Birçok akciğer kanseri hastası, modern tedavileri karşılama kararını bekledi. 1 Mayıs'tan itibaren mutlu olabilirler ve uyuşturucu programına katılabileceklerini umabilirler. Ne yazık ki gerçekler daha az iyimser.
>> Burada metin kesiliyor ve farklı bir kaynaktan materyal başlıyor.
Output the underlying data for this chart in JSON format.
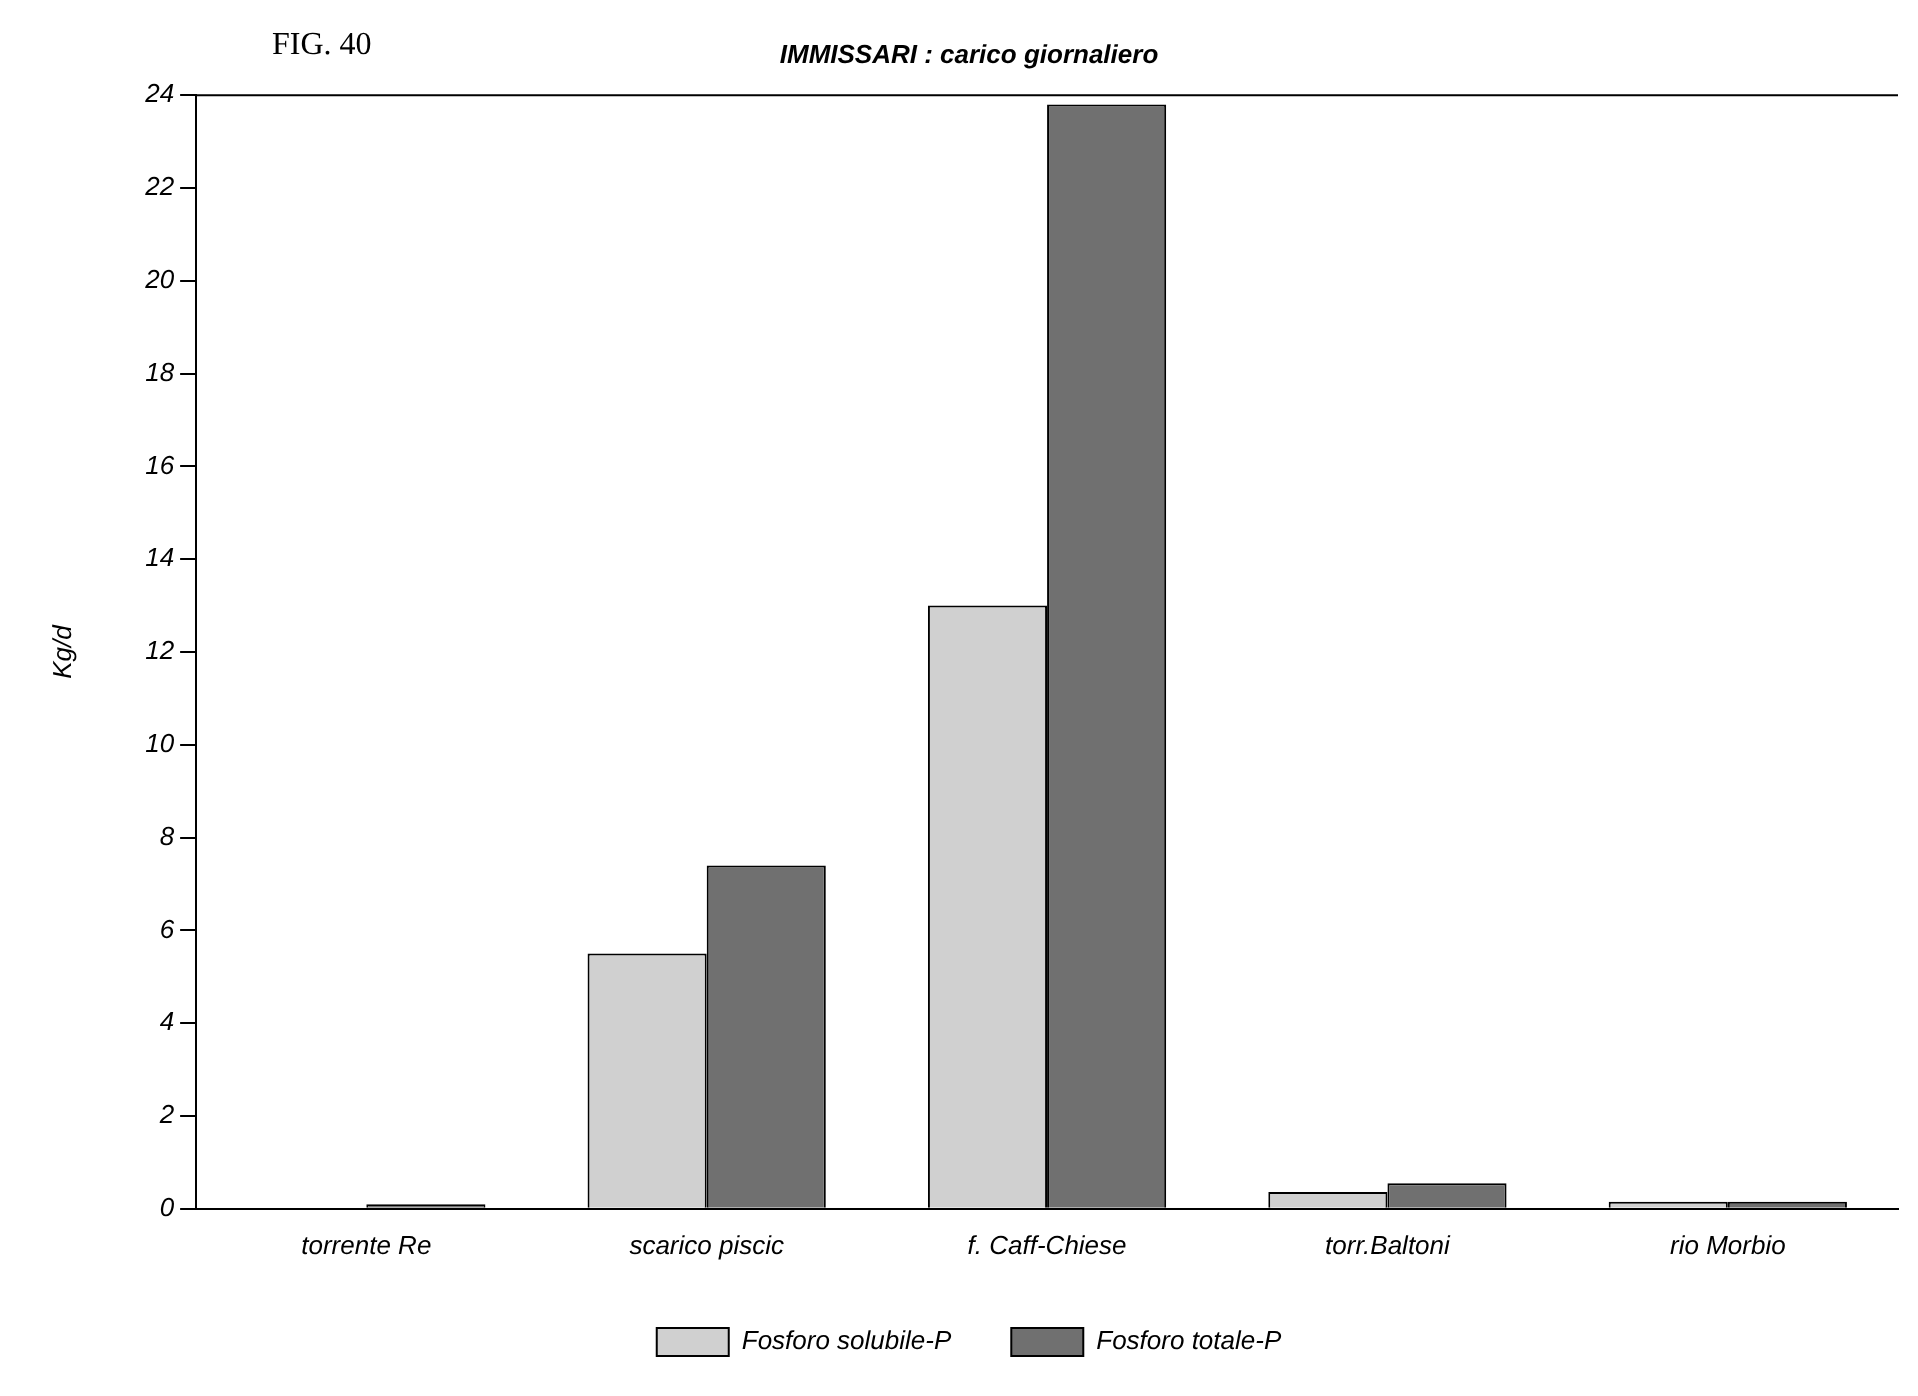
{
  "chart_data": {
    "type": "bar",
    "title": "IMMISSARI : carico giornaliero",
    "ylabel": "Kg/d",
    "annotations": [
      "FIG. 40"
    ],
    "categories": [
      "torrente Re",
      "scarico piscic",
      "f. Caff-Chiese",
      "torr.Baltoni",
      "rio Morbio"
    ],
    "series": [
      {
        "name": "Fosforo solubile-P",
        "color": "#d0d0d0",
        "values": [
          null,
          5.5,
          13,
          0.36,
          0.15
        ]
      },
      {
        "name": "Fosforo totale-P",
        "color": "#707070",
        "values": [
          0.1,
          7.4,
          23.8,
          0.55,
          0.15
        ]
      }
    ],
    "ylim": [
      0,
      24
    ],
    "yticks": [
      0,
      2,
      4,
      6,
      8,
      10,
      12,
      14,
      16,
      18,
      20,
      22,
      24
    ],
    "grid": false,
    "legend": "bottom"
  }
}
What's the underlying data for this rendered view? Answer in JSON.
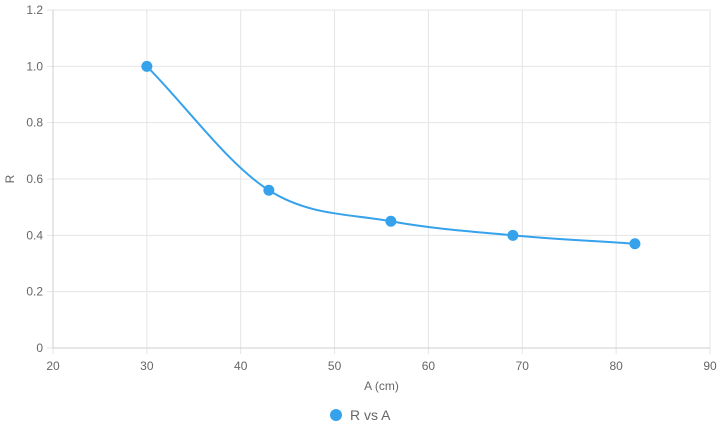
{
  "chart_data": {
    "type": "line",
    "x": [
      30,
      43,
      56,
      69,
      82
    ],
    "series": [
      {
        "name": "R vs A",
        "values": [
          1.0,
          0.56,
          0.45,
          0.4,
          0.37
        ]
      }
    ],
    "xlabel": "A (cm)",
    "ylabel": "R",
    "xlim": [
      20,
      90
    ],
    "ylim": [
      0,
      1.2
    ],
    "xticks": [
      "20",
      "30",
      "40",
      "50",
      "60",
      "70",
      "80",
      "90"
    ],
    "yticks": [
      "0",
      "0.2",
      "0.4",
      "0.6",
      "0.8",
      "1.0",
      "1.2"
    ],
    "grid": true,
    "legend_position": "bottom",
    "colors": {
      "series": "#36a2eb",
      "grid": "#e5e5e5",
      "text": "#666666"
    }
  }
}
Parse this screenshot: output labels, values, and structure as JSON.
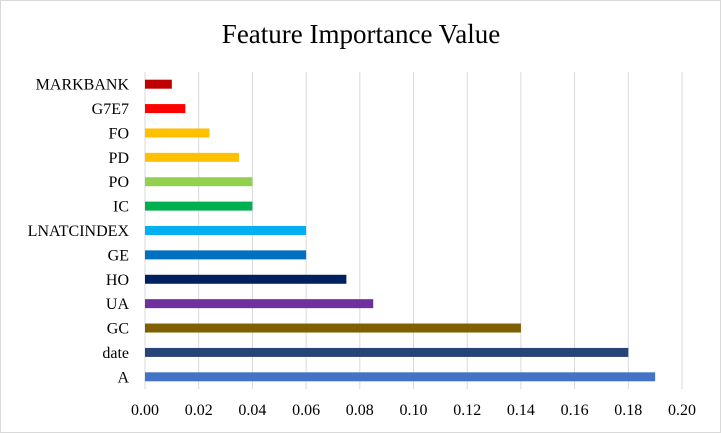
{
  "chart_data": {
    "type": "bar",
    "orientation": "horizontal",
    "title": "Feature Importance Value",
    "xlabel": "",
    "ylabel": "",
    "categories": [
      "A",
      "date",
      "GC",
      "UA",
      "HO",
      "GE",
      "LNATCINDEX",
      "IC",
      "PO",
      "PD",
      "FO",
      "G7E7",
      "MARKBANK"
    ],
    "values": [
      0.19,
      0.18,
      0.14,
      0.085,
      0.075,
      0.06,
      0.06,
      0.04,
      0.04,
      0.035,
      0.024,
      0.015,
      0.01
    ],
    "colors": [
      "#4472c4",
      "#264478",
      "#7f6000",
      "#7030a0",
      "#002060",
      "#0070c0",
      "#00b0f0",
      "#00b050",
      "#92d050",
      "#ffc000",
      "#ffc000",
      "#ff0000",
      "#c00000"
    ],
    "xlim": [
      0,
      0.2
    ],
    "xticks": [
      "0.00",
      "0.02",
      "0.04",
      "0.06",
      "0.08",
      "0.10",
      "0.12",
      "0.14",
      "0.16",
      "0.18",
      "0.20"
    ],
    "grid": true,
    "legend": "none"
  }
}
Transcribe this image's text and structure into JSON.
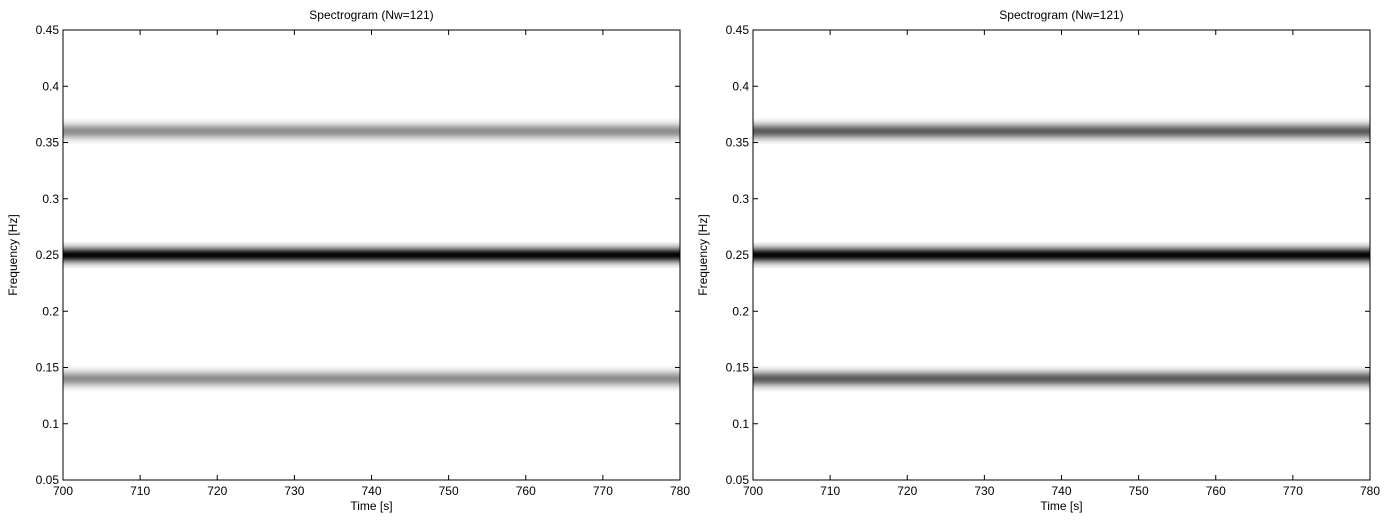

Küçük Hücreli Olmayan Akciğer Kanserinin Tedavisi (ICD-10 C34) ilaç programını uygulayan kurumlar, ilacı kendi tasarruflarından satın alırlarsa veya genellikle devam eden uygun ihaleleri yaparlarsa nivolumab ve pembrolizumab ile tedavi edeceklerdir. - Akciğer kanseri tedavi programı uygulamak isteyen bir merkez, ek para alamaz. Sözleşme değerinin artırılması için voyvodalık şubesine başvurması gerekir, bu da Bakanın her kararının ilk etapta merkezler tarafından finanse edilmesi anlamına gelir. Wiśniewski, bunun için Ulusal Sağlık Fonu'na bir hak talebinde bulunmadığını, çünkü merkezlere mal olan ücret anlaşmalarını yapan Sağlık Bakanı olduğunu ekliyor.
Giderlerde önemli artış
Oturumda hazır bulunan Ulusal Sağlık Fonu İlaç Yönetimi Departmanı Direktörü Iwona Kasprzak, Wojciech Wiśniewski'nin açıklamasına değinerek, son yıllarda küçük hücreli dışı akciğer kanseri tedavisine yapılan harcamaların diğer kanser türlerine kıyasla önemli ölçüde arttığını kaydetti.
- 2012'de harcanan 17 milyon PLN'den 2017'de yaklaşık 55 milyon PLN'ye yükseldik. Elbette, Bay Wiśniewski'nin ortaya attığı konu, kaynakları sınırlı olan taşra şubeleri için gerçek bir sorundur. Bakan sonraki molekülleri geri ödemeye karar verdiğinde, onları ilaç programlarında kullanıma sunar, hastalar tatmin olur, ancak bu, ödeyen için bir zorluktur. Merkezin müdürü, sözleşmelerin nasıl müzakere edileceği ve ilk etapta fonların nereye yönlendirileceği seçimiyle karşı karşıyadır.
Sağlık Bakanlığı, finansal kaynaklarını rasyonel bir şekilde yönetmeye çalıştığını garanti ediyor, ancak tabii ki para havuzunun artırılması gerekecek, çünkü akciğer kanseri çok sayıda insanı etkileyen bir hastalık ve insidans oranı her yıl artıyor.